Physicians for a National Health Program the American Medical Student Association and the California Nurses Association are among advocacy groups that have called for the introduction of a single payer healthcare program in the United States. A study published in the Annals of Internal Medicine found that 59% of physicians "supported legislation to establish national health insurance" while 9% were neutral on the topic, and 32% opposed it.

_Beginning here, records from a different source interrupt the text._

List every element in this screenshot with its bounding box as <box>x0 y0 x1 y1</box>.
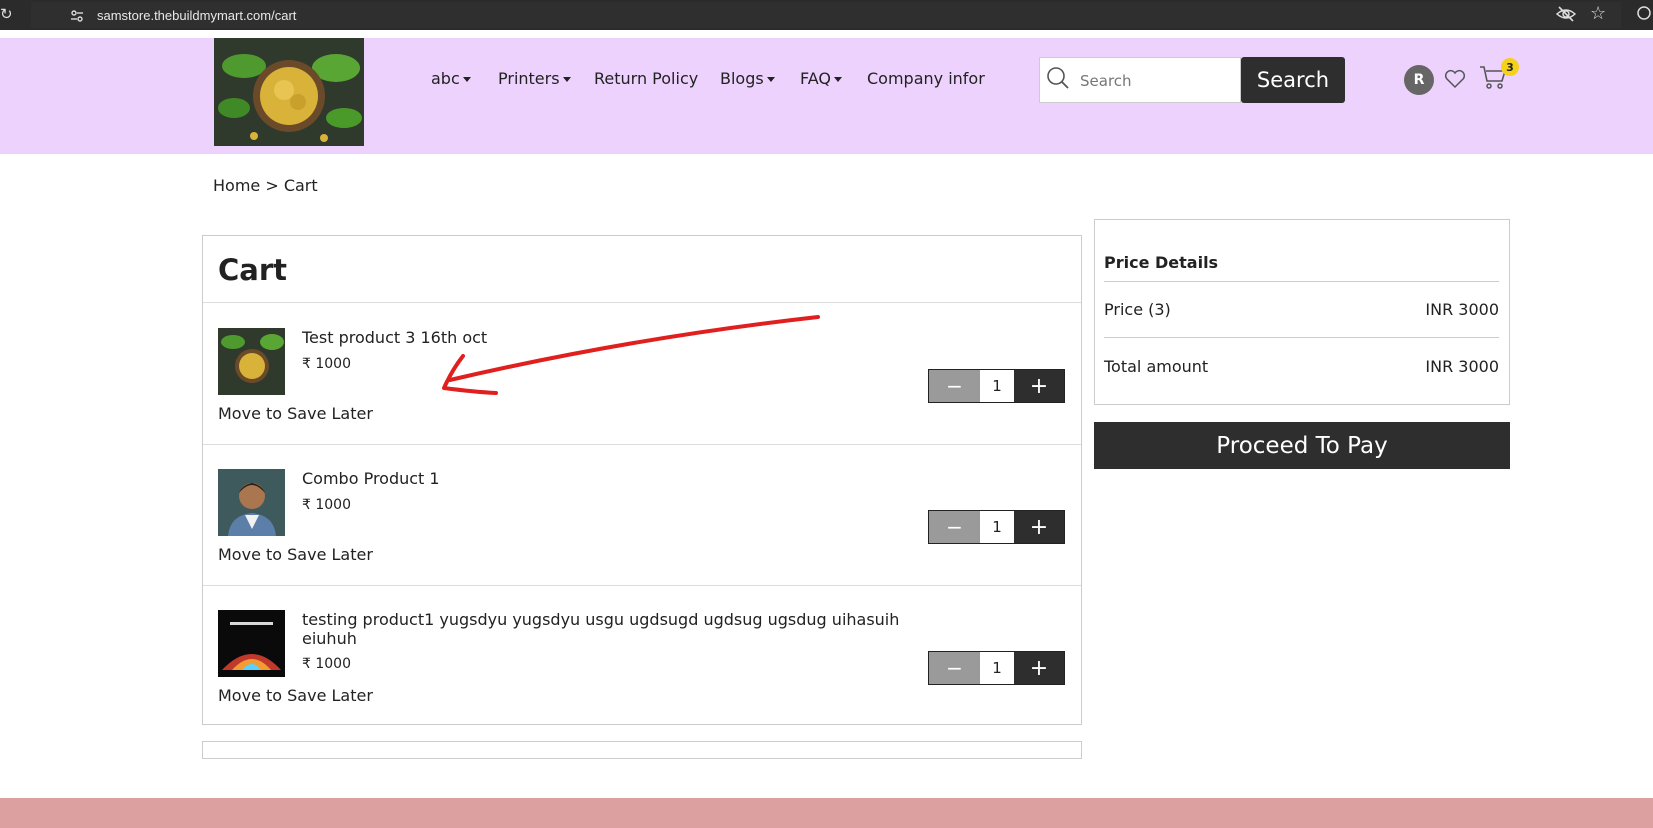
move-to-save-later-link[interactable]: Move to Save Later <box>218 404 373 423</box>
browser-toolbar: ↻ samstore.thebuildmymart.com/cart ☆ <box>0 0 1653 30</box>
quantity-value[interactable]: 1 <box>980 652 1014 684</box>
breadcrumb[interactable]: Home > Cart <box>213 176 318 195</box>
product-thumbnail[interactable] <box>218 328 285 395</box>
product-price: ₹ 1000 <box>302 356 351 372</box>
annotation-arrow-icon <box>442 315 820 395</box>
nav-label: Return Policy <box>594 69 699 88</box>
cart-panel: Cart Test product 3 16th oct ₹ 1000 Move… <box>202 235 1082 725</box>
price-value: INR 3000 <box>1425 300 1499 319</box>
nav-company-info[interactable]: Company infor <box>867 69 985 88</box>
cart-item: Combo Product 1 ₹ 1000 Move to Save Late… <box>203 444 1081 586</box>
site-info-icon[interactable] <box>70 9 84 23</box>
user-avatar[interactable]: R <box>1404 65 1434 95</box>
product-price: ₹ 1000 <box>302 497 351 513</box>
cart-footer-box <box>202 741 1082 759</box>
nav-label: FAQ <box>800 69 831 88</box>
move-to-save-later-link[interactable]: Move to Save Later <box>218 545 373 564</box>
quantity-stepper: − 1 + <box>928 510 1065 544</box>
product-thumbnail[interactable] <box>218 469 285 536</box>
price-details-panel: Price Details Price (3) INR 3000 Total a… <box>1094 219 1510 405</box>
chevron-down-icon <box>766 77 775 82</box>
eye-off-icon[interactable] <box>1556 6 1576 22</box>
chevron-down-icon <box>462 77 471 82</box>
cart-count-badge: 3 <box>1501 58 1519 76</box>
nav-printers[interactable]: Printers <box>498 69 571 88</box>
site-footer <box>0 798 1653 828</box>
quantity-stepper: − 1 + <box>928 369 1065 403</box>
product-name[interactable]: Combo Product 1 <box>302 469 942 488</box>
wishlist-heart-icon[interactable] <box>1444 69 1466 89</box>
bookmark-star-icon[interactable]: ☆ <box>1590 3 1606 24</box>
increase-quantity-button[interactable]: + <box>1014 652 1064 684</box>
store-logo[interactable] <box>214 38 364 146</box>
nav-return-policy[interactable]: Return Policy <box>594 69 698 88</box>
total-label: Total amount <box>1104 357 1209 376</box>
decrease-quantity-button[interactable]: − <box>929 370 980 402</box>
nav-label: Printers <box>498 69 560 88</box>
address-bar[interactable]: samstore.thebuildmymart.com/cart <box>31 2 1621 28</box>
nav-blogs[interactable]: Blogs <box>720 69 775 88</box>
nav-abc[interactable]: abc <box>431 69 471 88</box>
search-input[interactable] <box>1078 58 1238 104</box>
site-header: abc Printers Return Policy Blogs FAQ Com… <box>0 38 1653 154</box>
search-button[interactable]: Search <box>1241 57 1345 103</box>
total-value: INR 3000 <box>1425 357 1499 376</box>
cart-item: testing product1 yugsdyu yugsdyu usgu ug… <box>203 585 1081 726</box>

Criticisms of single-payer healthcare
Criticisms of a single-payer healthcare system include public mistrust and reluctance to expand the size of government, fears that set wages will reduce incentives for the development of new medicines and technology, concerns that easier access to medicine will reinforce drug addiction, the unwillingness of individuals to pay for a service (via increased taxes) that may not benefit them personally, and the belief that state-funded healthcare will create a free-rider problem where individuals abuse government services, creating longer wait-times for the critically ill. Criticisms from physicians include fears that government-run healthcare will limit their discretion when treating patients, decrease physician salaries, and leave less money to cover more services, potentially reducing the quality of treatment.